SI.com

Meeting of the minds

NCAA needs to provide leadership in the conference shuffle

Posted: Friday May 23, 2003 12:08 PM
  Mike Fish - Straight Shooting

Hold on a second, please. Before Big East commissioner Mike Tranghese blows another gasket and goes off linking Donna Shalala and her coveted University of Miami football team to the sluggish national economy or other money matters, somebody needs to call a long timeout.

From the sound of things, it’s almost certain that Miami, with Boston College and Syracuse trucking behind, is off to the Atlantic Coast Conference. Tranghese, presumably with a slight wink, calls this dastardly poaching on the part of the ACC. Others see it simply as a shrewd business decision in the big money game of college sports.

Pick your side in this verbal jostling, but what’s needed now is a leader to step into the fray. Not a voice directly tied to the resolution, or an emotional character blind to the big picture. Hey, what better time than for Myles Brand, new honcho at the NCAA, to cast himself into the scene?

Call a summit of college athletic leaders. Invite the conference commissioners and college presidents from the NCAA management council. And don’t leave out decision makers from the TV networks, the mad money behind college sports.

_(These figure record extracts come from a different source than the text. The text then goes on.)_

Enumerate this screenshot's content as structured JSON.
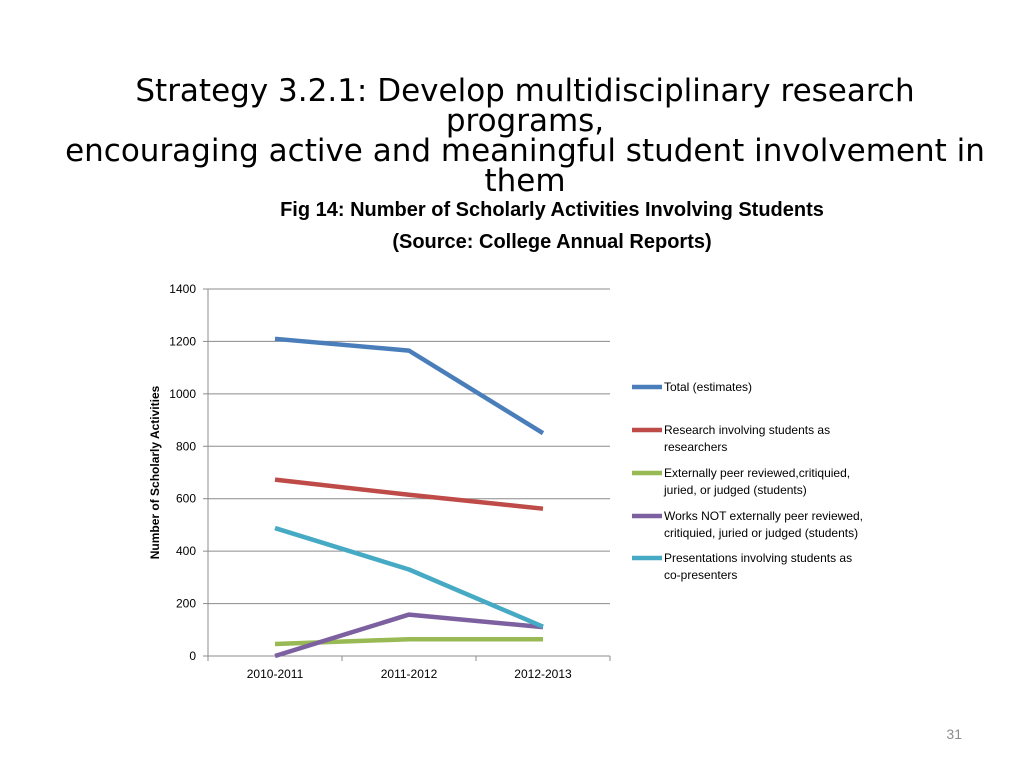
{
  "slide": {
    "title_line1": "Strategy 3.2.1: Develop multidisciplinary research programs,",
    "title_line2": "encouraging active and meaningful student involvement in them",
    "page_number": "31"
  },
  "chart_data": {
    "type": "line",
    "title": "Fig 14: Number of Scholarly Activities Involving Students",
    "subtitle": "(Source: College Annual Reports)",
    "xlabel": "",
    "ylabel": "Number of Scholarly Activities",
    "categories": [
      "2010-2011",
      "2011-2012",
      "2012-2013"
    ],
    "ylim": [
      0,
      1400
    ],
    "yticks": [
      0,
      200,
      400,
      600,
      800,
      1000,
      1200,
      1400
    ],
    "grid": true,
    "legend_position": "right",
    "series": [
      {
        "name": "Total (estimates)",
        "legend_lines": [
          "Total (estimates)"
        ],
        "color": "#4a7ebb",
        "values": [
          1210,
          1165,
          850
        ]
      },
      {
        "name": "Research involving students as researchers",
        "legend_lines": [
          "Research involving students as",
          "researchers"
        ],
        "color": "#be4b48",
        "values": [
          673,
          615,
          562
        ]
      },
      {
        "name": "Externally peer reviewed,critiquied, juried, or judged (students)",
        "legend_lines": [
          "Externally peer reviewed,critiquied,",
          "juried,  or judged (students)"
        ],
        "color": "#98b954",
        "values": [
          46,
          64,
          64
        ]
      },
      {
        "name": "Works NOT externally peer reviewed, critiquied, juried or judged (students)",
        "legend_lines": [
          "Works NOT externally peer reviewed,",
          "critiquied, juried or judged  (students)"
        ],
        "color": "#7d60a0",
        "values": [
          0,
          158,
          110
        ]
      },
      {
        "name": "Presentations involving students as co-presenters",
        "legend_lines": [
          "Presentations involving students as",
          "co-presenters"
        ],
        "color": "#46aac5",
        "values": [
          488,
          330,
          112
        ]
      }
    ]
  }
}
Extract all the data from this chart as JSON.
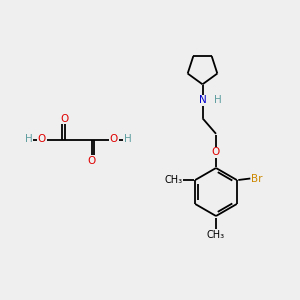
{
  "background_color": "#efefef",
  "bond_color": "#000000",
  "atom_colors": {
    "O": "#e00000",
    "N": "#0000cc",
    "Br": "#cc8800",
    "C": "#000000",
    "H": "#5f9ea0"
  },
  "font_size": 7.5,
  "lw": 1.3
}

If nothing else, this is a great opportunity to sit down for a few days in Ponte Verda Beach, Destin or some other Florida coastal resort and talk about how best to realign conferences. See what can be done to tweak the crazy geographical alignments. Try to reduce the travel and time away from the classroom. Tinker with putting the basketball-only schools in separate conferences.

Do it now, before the next big round of TV contract negotiations.

What’s playing out now is about forging super conferences to position for postseason championship game revenue and, if lucky, another lucrative BCS slot. We’re watching mergers and acquisitions in the college game -- and don’t bank on it ending once the ACC fattens up.

Word is the Big Ten could again extend an invitation to Notre Dame. If the Irish decline, Pittsburgh figures to be a logical second choice. The Pac-10 is thought to be eyeing Brigham Young and Utah. And watch out, Mr. Tranghese -- Atlantic 10 commissioner Linda Bruno is on record saying her conference would aggressively court the Big East basketball schools if you lose Miami and the two sheep.

“Once the domino falls into place with the ACC and the Big East finishes positioning themselves with the media, whining, crying or whatever they are going to do, then you can throw everybody in a room," said Wood Selig, athletic director at Western Kentucky. “Get everybody talking and try to figure out what’s best for college athletics. We’re all bleeding financially. We need help academically with a reduction of missed class time. And the further flung your league is, the more class time you’re asking student-athletes to miss."

This is something the Knight Commission has pushed over the years. Yet judging from the conversation around college athletics these days, the No. 1 priority is making a buck. Or not losing too many.

If anyone thinks for a second the proposed ACC enlargement is about cutting travel miles and forging geographic rivalries, they’re wrong. Granted, Miami will significantly reduce its travel cost, though Boston College and Syracuse would be traveling in the opposite direction.

The honest assessment here, folks, is it’s about cash.

“What you’re seeing is almost a perfect example of the way money, particularly television money, drives these decisions," said Robert Hemenway, chancellor of the University of Kansas. “If there were not millions of dollars in potential television money to be earned, you wouldn’t see the ACC and Big East or any other conference realigning. Or you’d see very little realignment.

“But so long as we continue to have a product that is in great demand from television networks and the American public, you’re inevitably going to see institutions acting in their own self interest and conferences acting in their own self interest."

Hemenway, chairman of the NCAA Division I board of directors, sees value in a summit or some such meeting, even while acknowledging it might evolve into nothing more than a philosophical debate. Fact is, these are tight economic times on campuses, with cutbacks in state and federal funding, and CEOs like Shalala are obligated to do what’s best for their institution.

“If you were to gather folks and talk about this, you would not likely see conferences ban together and in effect tie their hands to any future changes, because most people want to be in position where they can do what is best for their institution or their conference," Hemenway suggested. “What would be interesting is a discussion of the economics of it and how much we’re driven by economics, along with the tension between economic issues and our traditional values as a universities. That is the kind of discussion that is probably going to extend over a period of years here are as we go through this."

In other words, money already rules the game. And since the new NCAA president hasn’t uttered a peep, we’ll assume a conference summit isn’t in the works. The marching orders in college sports sound clearer than ever, anyway.

As Tranghese should well have learned by now -- it’s just business, Mike.

Mike Fish is a senior writer for SI.com.